Che cosa significa questa manfrina di Trump? Lo spiega il New York Times. Trump è stato chiuso per un'ora in una riunione con il segretario di stato Tillerson, il ministro alla Difesa Mattis e il capo della sicurezza nazionale McMaster che hanno cercato di spiegargli alcune cose. La prima è che l'Iran sta effettivamente rispettando l'accordo, la seconda che l'Iran può colpire quando vuole le truppe americane in Iraq e in Siria con pasdaran, milizie sciite ed Hezbollah, la terza che sta per insediarsi il presidente Rohani il 5 agosto e che i moderati sono sotto pressione dell'ala più oltranzista del regime, al punto che domenica scorsa è stato arrestato per corruzione il fratello del presidente Fereidoun.
 

Non è noto se i consiglieri hanno spiegato a Trump anche il resto. Ovvero che gli Usa hanno perso la guerra in Siria contro Assad e che la Turchia, ormai ex bastione della Nato, ormai è in balìa dei russi e degli iraniani che possono dare il via libera a Erdogan per un'azione militare contro i curdi siriani. I curdi in Siria sono i maggiori alleati degli americani nell'assedio di Raqqa contro l'Isis e se la Turchia attacca saranno costretti risalire verso Nord per dare manforte ai confratelli impegnati contro l'esercito turco. Un assaggio di questo scenario si è avuto in questo ore quando al confine turco-siriano ci sono stati nuovi scontri a fuoco tra le truppe di Ankara e le milizie curde dell'Ypg. La Turchia considera l'Ypg un'organizzazione terroristica legata al Pkk mentre gli Usa lo appoggiano con forniture di armi.

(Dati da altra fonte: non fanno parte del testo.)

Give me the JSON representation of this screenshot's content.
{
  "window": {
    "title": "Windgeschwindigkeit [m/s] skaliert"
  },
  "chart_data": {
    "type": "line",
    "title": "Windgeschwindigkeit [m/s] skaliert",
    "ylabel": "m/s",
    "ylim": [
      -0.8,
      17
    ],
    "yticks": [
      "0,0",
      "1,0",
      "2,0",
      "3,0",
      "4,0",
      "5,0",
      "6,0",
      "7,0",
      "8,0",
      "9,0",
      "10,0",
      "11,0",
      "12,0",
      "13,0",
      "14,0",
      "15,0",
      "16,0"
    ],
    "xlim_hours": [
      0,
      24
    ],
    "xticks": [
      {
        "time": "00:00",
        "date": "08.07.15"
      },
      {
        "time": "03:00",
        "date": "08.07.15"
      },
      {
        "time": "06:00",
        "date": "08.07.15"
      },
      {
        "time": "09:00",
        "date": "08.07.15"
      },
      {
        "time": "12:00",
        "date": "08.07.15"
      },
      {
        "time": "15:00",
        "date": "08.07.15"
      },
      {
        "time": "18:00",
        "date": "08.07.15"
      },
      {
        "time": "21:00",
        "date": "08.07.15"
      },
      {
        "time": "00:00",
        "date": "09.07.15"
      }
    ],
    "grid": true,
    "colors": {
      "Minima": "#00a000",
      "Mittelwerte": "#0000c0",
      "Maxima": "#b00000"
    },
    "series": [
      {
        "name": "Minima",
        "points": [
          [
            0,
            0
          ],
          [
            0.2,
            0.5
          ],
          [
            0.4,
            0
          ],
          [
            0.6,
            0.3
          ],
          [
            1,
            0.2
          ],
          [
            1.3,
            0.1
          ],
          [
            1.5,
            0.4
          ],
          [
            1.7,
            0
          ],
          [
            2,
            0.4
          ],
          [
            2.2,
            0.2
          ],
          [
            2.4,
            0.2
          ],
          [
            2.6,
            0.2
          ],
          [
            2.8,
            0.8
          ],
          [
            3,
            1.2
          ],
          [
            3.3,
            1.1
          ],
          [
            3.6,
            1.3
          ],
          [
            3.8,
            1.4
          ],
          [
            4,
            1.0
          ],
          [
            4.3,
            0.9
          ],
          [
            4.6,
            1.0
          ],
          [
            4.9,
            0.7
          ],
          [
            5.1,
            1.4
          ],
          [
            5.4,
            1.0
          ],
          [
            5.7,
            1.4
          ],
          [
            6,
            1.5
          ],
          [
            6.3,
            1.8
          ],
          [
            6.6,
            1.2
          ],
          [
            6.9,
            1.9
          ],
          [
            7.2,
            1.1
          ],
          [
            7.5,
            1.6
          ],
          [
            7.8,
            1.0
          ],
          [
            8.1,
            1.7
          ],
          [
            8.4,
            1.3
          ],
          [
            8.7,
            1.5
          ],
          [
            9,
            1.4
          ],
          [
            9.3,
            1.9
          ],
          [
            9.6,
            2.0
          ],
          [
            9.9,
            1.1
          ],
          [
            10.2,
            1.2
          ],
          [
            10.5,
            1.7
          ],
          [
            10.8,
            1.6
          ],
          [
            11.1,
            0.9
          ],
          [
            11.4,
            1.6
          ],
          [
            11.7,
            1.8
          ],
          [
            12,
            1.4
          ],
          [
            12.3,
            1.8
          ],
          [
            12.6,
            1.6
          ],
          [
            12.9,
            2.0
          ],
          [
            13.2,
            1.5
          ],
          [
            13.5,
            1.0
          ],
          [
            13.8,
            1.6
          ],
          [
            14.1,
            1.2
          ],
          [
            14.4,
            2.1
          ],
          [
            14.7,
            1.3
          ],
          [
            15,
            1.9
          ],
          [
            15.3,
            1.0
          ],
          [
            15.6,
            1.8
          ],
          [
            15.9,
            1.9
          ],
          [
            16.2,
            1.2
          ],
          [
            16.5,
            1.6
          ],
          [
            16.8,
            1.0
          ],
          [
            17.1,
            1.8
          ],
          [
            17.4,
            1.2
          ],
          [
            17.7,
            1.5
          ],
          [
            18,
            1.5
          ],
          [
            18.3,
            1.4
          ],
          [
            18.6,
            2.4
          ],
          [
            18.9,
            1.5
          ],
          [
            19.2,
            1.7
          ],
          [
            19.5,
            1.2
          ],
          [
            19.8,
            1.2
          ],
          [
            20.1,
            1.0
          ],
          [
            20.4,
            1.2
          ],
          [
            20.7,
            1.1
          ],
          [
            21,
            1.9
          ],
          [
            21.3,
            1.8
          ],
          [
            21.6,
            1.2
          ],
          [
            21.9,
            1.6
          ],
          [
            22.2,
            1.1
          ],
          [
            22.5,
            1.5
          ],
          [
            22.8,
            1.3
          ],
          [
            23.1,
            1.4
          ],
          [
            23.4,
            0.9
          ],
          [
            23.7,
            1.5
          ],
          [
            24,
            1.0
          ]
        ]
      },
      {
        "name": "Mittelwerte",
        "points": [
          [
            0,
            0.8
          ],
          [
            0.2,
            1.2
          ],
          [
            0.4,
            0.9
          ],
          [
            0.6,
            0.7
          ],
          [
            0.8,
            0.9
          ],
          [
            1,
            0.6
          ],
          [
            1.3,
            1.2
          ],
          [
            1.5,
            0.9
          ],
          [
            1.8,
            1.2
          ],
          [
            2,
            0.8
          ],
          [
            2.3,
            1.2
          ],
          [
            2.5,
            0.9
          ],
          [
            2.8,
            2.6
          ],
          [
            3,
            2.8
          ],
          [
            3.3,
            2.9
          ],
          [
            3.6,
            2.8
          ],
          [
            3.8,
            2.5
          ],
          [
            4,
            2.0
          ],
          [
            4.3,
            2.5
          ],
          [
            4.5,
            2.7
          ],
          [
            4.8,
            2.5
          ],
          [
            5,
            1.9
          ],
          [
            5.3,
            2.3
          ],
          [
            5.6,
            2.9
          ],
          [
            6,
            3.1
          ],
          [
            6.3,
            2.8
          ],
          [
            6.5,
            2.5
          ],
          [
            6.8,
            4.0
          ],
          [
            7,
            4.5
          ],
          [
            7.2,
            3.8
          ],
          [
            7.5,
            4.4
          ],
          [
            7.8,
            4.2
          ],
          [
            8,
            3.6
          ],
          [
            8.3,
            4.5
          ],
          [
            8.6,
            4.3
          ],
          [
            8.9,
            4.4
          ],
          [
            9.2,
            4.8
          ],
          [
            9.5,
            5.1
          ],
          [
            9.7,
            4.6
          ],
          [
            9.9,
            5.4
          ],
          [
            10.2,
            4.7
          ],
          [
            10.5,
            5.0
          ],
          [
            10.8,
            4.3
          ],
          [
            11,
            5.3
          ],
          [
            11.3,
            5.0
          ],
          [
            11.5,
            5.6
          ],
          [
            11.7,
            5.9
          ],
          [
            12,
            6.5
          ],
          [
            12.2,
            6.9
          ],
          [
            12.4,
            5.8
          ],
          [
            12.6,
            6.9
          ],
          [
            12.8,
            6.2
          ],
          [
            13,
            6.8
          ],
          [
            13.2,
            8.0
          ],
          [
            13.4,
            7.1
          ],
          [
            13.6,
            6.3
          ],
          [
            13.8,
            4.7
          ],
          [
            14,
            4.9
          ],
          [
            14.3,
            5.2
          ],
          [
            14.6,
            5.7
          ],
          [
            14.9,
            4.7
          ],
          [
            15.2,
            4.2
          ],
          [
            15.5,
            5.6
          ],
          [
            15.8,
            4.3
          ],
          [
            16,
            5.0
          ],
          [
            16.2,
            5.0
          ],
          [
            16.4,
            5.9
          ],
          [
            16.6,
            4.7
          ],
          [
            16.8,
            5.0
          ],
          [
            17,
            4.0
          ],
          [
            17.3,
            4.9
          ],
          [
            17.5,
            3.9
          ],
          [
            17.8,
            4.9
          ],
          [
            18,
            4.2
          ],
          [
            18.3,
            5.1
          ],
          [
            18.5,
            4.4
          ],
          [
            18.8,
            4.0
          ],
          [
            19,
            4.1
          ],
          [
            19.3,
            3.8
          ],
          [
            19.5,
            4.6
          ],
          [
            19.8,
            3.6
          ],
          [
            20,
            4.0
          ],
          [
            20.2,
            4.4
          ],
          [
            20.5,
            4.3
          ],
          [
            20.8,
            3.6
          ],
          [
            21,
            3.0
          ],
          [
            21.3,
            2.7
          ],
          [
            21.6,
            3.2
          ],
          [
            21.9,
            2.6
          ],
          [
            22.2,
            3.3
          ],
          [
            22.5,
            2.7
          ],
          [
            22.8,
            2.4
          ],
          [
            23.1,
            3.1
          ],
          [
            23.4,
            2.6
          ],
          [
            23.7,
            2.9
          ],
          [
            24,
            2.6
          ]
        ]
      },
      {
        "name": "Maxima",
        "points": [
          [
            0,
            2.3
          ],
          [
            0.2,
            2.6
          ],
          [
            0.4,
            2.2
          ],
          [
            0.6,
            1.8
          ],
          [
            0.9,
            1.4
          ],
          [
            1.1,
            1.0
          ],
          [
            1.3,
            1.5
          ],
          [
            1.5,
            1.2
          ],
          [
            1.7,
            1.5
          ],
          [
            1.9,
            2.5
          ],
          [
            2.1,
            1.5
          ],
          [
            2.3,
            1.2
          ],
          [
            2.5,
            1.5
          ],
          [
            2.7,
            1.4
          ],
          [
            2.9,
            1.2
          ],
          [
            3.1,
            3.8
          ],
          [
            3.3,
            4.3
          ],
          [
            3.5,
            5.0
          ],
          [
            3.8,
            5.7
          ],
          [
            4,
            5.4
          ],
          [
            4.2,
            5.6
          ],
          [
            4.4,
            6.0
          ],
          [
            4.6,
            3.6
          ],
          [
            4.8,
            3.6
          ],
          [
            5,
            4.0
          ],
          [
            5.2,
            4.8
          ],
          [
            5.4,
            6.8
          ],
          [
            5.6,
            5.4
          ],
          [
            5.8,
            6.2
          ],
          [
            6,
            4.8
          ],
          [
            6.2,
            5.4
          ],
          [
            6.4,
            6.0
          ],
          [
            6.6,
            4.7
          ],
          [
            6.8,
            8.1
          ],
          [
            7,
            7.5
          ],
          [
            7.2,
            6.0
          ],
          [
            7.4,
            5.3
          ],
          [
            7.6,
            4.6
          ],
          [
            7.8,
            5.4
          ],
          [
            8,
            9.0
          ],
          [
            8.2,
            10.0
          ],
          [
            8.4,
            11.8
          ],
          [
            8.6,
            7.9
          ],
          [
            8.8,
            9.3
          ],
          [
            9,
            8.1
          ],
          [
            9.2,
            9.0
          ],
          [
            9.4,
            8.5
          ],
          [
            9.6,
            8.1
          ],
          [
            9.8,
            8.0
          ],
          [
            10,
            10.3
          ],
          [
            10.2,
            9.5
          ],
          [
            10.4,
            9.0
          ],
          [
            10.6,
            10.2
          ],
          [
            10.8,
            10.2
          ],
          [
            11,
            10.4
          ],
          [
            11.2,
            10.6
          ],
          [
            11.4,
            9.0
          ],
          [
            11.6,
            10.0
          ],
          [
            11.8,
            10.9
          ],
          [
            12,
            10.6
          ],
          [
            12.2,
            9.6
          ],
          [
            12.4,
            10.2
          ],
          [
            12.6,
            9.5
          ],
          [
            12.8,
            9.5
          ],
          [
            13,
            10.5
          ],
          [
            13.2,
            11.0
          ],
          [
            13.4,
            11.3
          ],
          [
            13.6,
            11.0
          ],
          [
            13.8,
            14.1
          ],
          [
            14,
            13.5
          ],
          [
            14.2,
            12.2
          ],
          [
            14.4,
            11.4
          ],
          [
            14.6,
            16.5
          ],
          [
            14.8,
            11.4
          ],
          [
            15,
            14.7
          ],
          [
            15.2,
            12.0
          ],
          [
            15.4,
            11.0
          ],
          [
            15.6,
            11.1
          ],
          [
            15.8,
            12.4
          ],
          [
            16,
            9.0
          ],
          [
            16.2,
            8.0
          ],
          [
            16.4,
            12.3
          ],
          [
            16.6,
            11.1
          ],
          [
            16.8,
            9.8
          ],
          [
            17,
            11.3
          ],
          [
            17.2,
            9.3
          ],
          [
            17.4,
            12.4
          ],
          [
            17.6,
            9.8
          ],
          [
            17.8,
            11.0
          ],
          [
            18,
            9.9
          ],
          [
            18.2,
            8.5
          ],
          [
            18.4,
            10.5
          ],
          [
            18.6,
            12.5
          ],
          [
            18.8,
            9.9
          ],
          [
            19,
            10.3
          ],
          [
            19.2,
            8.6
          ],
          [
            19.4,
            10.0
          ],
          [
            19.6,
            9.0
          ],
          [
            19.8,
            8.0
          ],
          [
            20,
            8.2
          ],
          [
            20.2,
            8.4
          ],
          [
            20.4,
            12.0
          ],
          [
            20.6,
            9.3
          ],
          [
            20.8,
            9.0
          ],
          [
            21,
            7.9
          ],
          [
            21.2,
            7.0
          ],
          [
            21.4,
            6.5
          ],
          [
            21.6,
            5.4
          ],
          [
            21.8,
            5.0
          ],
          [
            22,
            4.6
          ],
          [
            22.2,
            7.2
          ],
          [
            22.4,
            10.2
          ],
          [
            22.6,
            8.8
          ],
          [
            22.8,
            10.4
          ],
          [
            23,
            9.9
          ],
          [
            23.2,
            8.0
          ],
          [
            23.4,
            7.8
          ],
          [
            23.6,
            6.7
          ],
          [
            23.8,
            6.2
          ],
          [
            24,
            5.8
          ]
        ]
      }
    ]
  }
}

Lontani i tempi in cui la signora Clinton, da segretario di Stato, appoggiava Erdogan quando stava per aprire l'«autostrada della Jihad contro Assad». Ora il problema non è più l'autocrate di Damasco ma il presidente turco.
 

In poche parole i generali hanno dovuto rendere chiaro al presidente americano che la sua alleanza con i sauditi, oliata da miliardi di dollari, e gli israeliani gli può costare cara, almeno nell'immediato. Quindi è meglio lasciare stare per il momento gli iraniani che hanno raggiunto recentemente alcuni interessanti accordi commerciali con Ankara e condividono con la Turchia lo stesso obiettivo: contenere l'irredentismo curdo.
 

Ma c'è anche dell'altro. A violare l'accordo sul nucleare sono soprattutto gli Stati Uniti che esercitano pressioni indebite sulle banche e le istituzioni finanziarie europee per impedire di fare affari con l'Iran. Guarda caso la prima società europea a firmare un grande contratto con l'Iran - 5 miliardi di dollari - è stata proprio la francese Total in joint venture con i cinesi, ovvero il braccio energetico del presidente Macron con il quale Trump vorrebbe andare d'accordo visto che la Germania non è neppure membro del consiglio di Sicurezza Onu, non è una potenza nucleare e non fa missioni militari all'estero davvero significative.
 

Poi ci siamo anche noi, ovvero l'Italia, un Paese che ha 25 miliardi di contratti congelati con l'Iran, in buona parte proprio per le minacce di sanzioni finanziarie americane. Washington vorrebbe che mandassimo centinaia di carabinieri a Mosul o a Raqqa per addestrare la polizia locale: ebbene in cambio di che cosa? Del perdurare delle sanzioni all'Iran, dei disastri epocali avallati dagli Usa in Libia?
 

Ecco perché l'Iran è un banco di prova importante e sono gli iraniani stessi che avrebbero il diritto di recedere da un accordo, sottoscritto nel 2015 dal gruppo dei Cinque, che gli americani sono i primi a non rispettare. Il dilemma di Trump ci riguarda da vicino.